Lorsque les rapatriés civils et les grands blessés traversaient la Suisse, ils nous disaient au passage la misère des camps, l’épuisement des prisonniers affamés, les maladies, les épidémies. Et, dès les premiers mois de la guerre, nous fûmes obsédés par la pensée de ces vies gaspillées sans aucun profit pour la patrie, de ces souffrances et de ces morts qui ne contribuaient pas à délivrer un seul pouce du sol envahi. Le sacrifice humain n’est-il pas assez lourd ? Il est le devoir immédiat, il est le prix affreux dont la liberté de la France et la paix à venir doivent être payées : sauvons du moins tout ce qui peut être sauvé ! C’est ainsi qu’est née dans beaucoup d’esprits l’idée d’interner en Suisse les prisonniers encore guérissables. Le Conseil fédéral entreprit des négociations auprès des belligérans [1]. Elles aboutirent à la fin de 1915, grâce à l’intervention du Saint-Père. Et le 25 janvier 1916, le premier convoi des prisonniers malades arrivait à Leysin.
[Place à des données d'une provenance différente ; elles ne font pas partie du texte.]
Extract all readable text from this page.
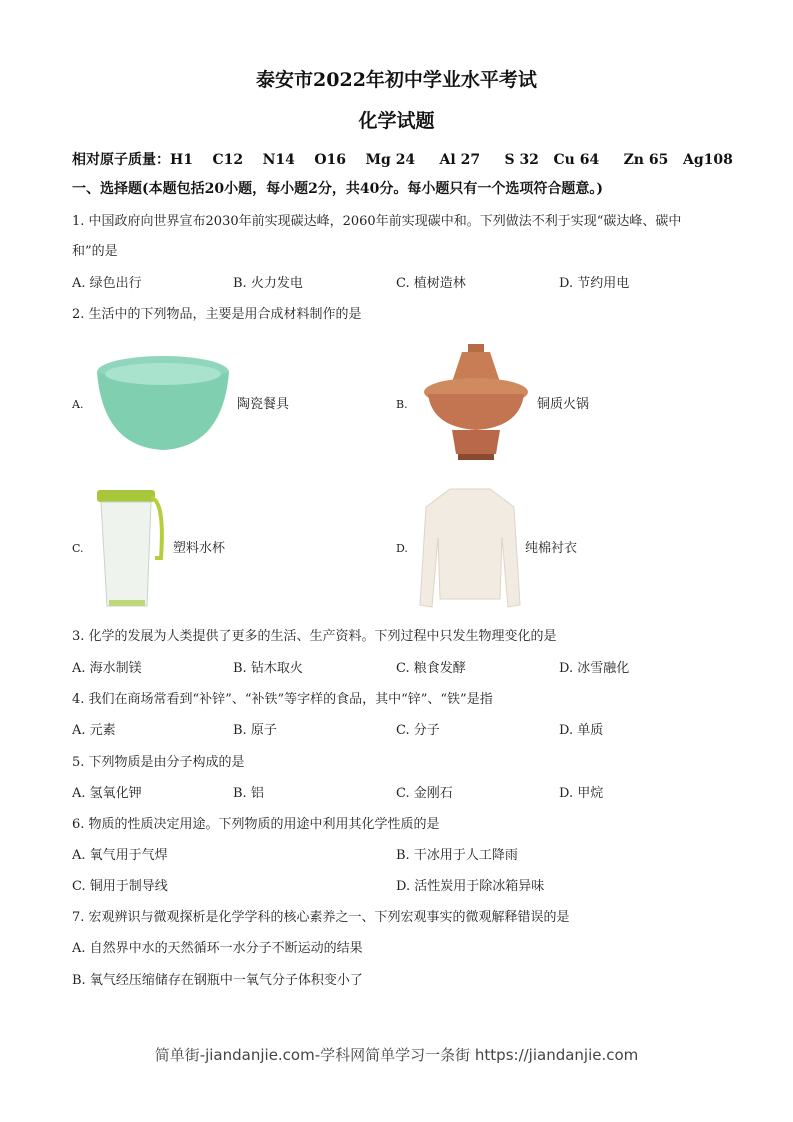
泰安市2022年初中学业水平考试
化学试题
相对原子质量：H1    C12    N14    O16    Mg 24     Al 27     S 32   Cu 64     Zn 65   Ag108
一、选择题(本题包括20小题，每小题2分，共40分。每小题只有一个选项符合题意。)
1. 中国政府向世界宣布2030年前实现碳达峰，2060年前实现碳中和。下列做法不利于实现“碳达峰、碳中
和”的是
A. 绿色出行	B. 火力发电	C. 植树造林	D. 节约用电
2. 生活中的下列物品，主要是用合成材料制作的是
A.	陶瓷餐具	B.	铜质火锅
C.	塑料水杯	D.	纯棉衬衣
3. 化学的发展为人类提供了更多的生活、生产资料。下列过程中只发生物理变化的是
A. 海水制镁	B. 钻木取火	C. 粮食发酵	D. 冰雪融化
4. 我们在商场常看到“补锌”、“补铁”等字样的食品，其中“锌”、“铁”是指
A. 元素	B. 原子	C. 分子	D. 单质
5. 下列物质是由分子构成的是
A. 氢氧化钾	B. 铝	C. 金刚石	D. 甲烷
6. 物质的性质决定用途。下列物质的用途中利用其化学性质的是
A. 氧气用于气焊	B. 干冰用于人工降雨
C. 铜用于制导线	D. 活性炭用于除冰箱异味
7. 宏观辨识与微观探析是化学学科的核心素养之一、下列宏观事实的微观解释错误的是
A. 自然界中水的天然循环一水分子不断运动的结果
B. 氧气经压缩储存在钢瓶中一氧气分子体积变小了
简单街-jiandanjie.com-学科网简单学习一条街 https://jiandanjie.com
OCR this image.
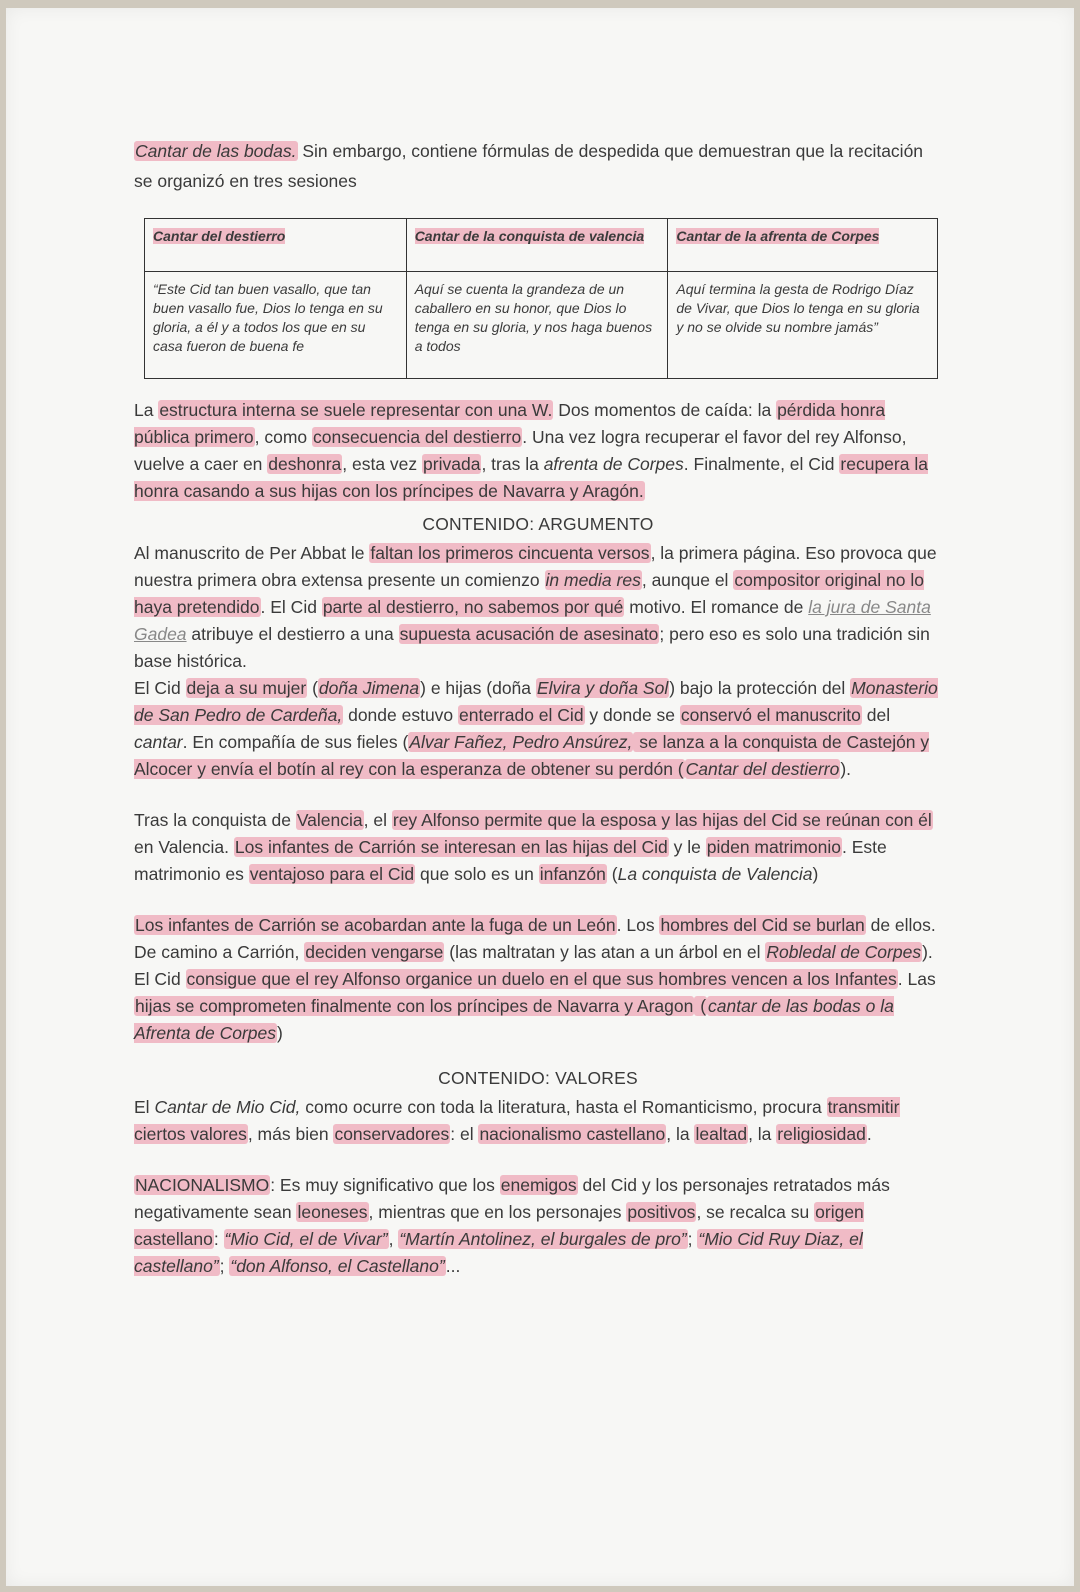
Cantar de las bodas. Sin embargo, contiene fórmulas de despedida que demuestran que la recitación se organizó en tres sesiones

Cantar del destierro	Cantar de la conquista de valencia	Cantar de la afrenta de Corpes
“Este Cid tan buen vasallo, que tan buen vasallo fue, Dios lo tenga en su gloria, a él y a todos los que en su casa fueron de buena fe	Aquí se cuenta la grandeza de un caballero en su honor, que Dios lo tenga en su gloria, y nos haga buenos a todos	Aquí termina la gesta de Rodrigo Díaz de Vivar, que Dios lo tenga en su gloria y no se olvide su nombre jamás”

La estructura interna se suele representar con una W. Dos momentos de caída: la pérdida honra pública primero, como consecuencia del destierro. Una vez logra recuperar el favor del rey Alfonso, vuelve a caer en deshonra, esta vez privada, tras la afrenta de Corpes. Finalmente, el Cid recupera la honra casando a sus hijas con los príncipes de Navarra y Aragón.

CONTENIDO: ARGUMENTO

Al manuscrito de Per Abbat le faltan los primeros cincuenta versos, la primera página. Eso provoca que nuestra primera obra extensa presente un comienzo in media res, aunque el compositor original no lo haya pretendido. El Cid parte al destierro, no sabemos por qué motivo. El romance de la jura de Santa Gadea atribuye el destierro a una supuesta acusación de asesinato; pero eso es solo una tradición sin base histórica.

El Cid deja a su mujer (doña Jimena) e hijas (doña Elvira y doña Sol) bajo la protección del Monasterio de San Pedro de Cardeña, donde estuvo enterrado el Cid y donde se conservó el manuscrito del cantar. En compañía de sus fieles (Alvar Fañez, Pedro Ansúrez, se lanza a la conquista de Castejón y Alcocer y envía el botín al rey con la esperanza de obtener su perdón ( Cantar del destierro).

Tras la conquista de Valencia, el rey Alfonso permite que la esposa y las hijas del Cid se reúnan con él en Valencia. Los infantes de Carrión se interesan en las hijas del Cid y le piden matrimonio. Este matrimonio es ventajoso para el Cid que solo es un infanzón (La conquista de Valencia)

Los infantes de Carrión se acobardan ante la fuga de un León. Los hombres del Cid se burlan de ellos. De camino a Carrión, deciden vengarse (las maltratan y las atan a un árbol en el Robledal de Corpes). El Cid consigue que el rey Alfonso organice un duelo en el que sus hombres vencen a los Infantes. Las hijas se comprometen finalmente con los príncipes de Navarra y Aragon ( cantar de las bodas o la Afrenta de Corpes)

CONTENIDO: VALORES

El Cantar de Mio Cid, como ocurre con toda la literatura, hasta el Romanticismo, procura transmitir ciertos valores, más bien conservadores: el nacionalismo castellano, la lealtad, la religiosidad.

NACIONALISMO: Es muy significativo que los enemigos del Cid y los personajes retratados más negativamente sean leoneses, mientras que en los personajes positivos, se recalca su origen castellano: “Mio Cid, el de Vivar”, “Martín Antolinez, el burgales de pro”; “Mio Cid Ruy Diaz, el castellano”; “don Alfonso, el Castellano”...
Lorsque, à la petite station d’Aigle, dans le crépuscule matinal, on vit pour la première fois les soldats français toucher le sol suisse, la foule eut un mouvement irrésistible. Elle les entoura, s’empara d’eux, et ce fut comme si elle les prenait dans ses bras. Elle les conduisit à l’hôtel, les attendit pendant qu’ils déjeunaient, les escorta jusqu’au tramway électrique. Et l’on entendait des femmes supplier les soldats d’accepter

  1. Déjà à la fin de 1914 le Conseil fédéral avait entamé les négociations. Le Saint-Père les reprit au printemps de 1915. Elles aboutirent à la fin de la même année.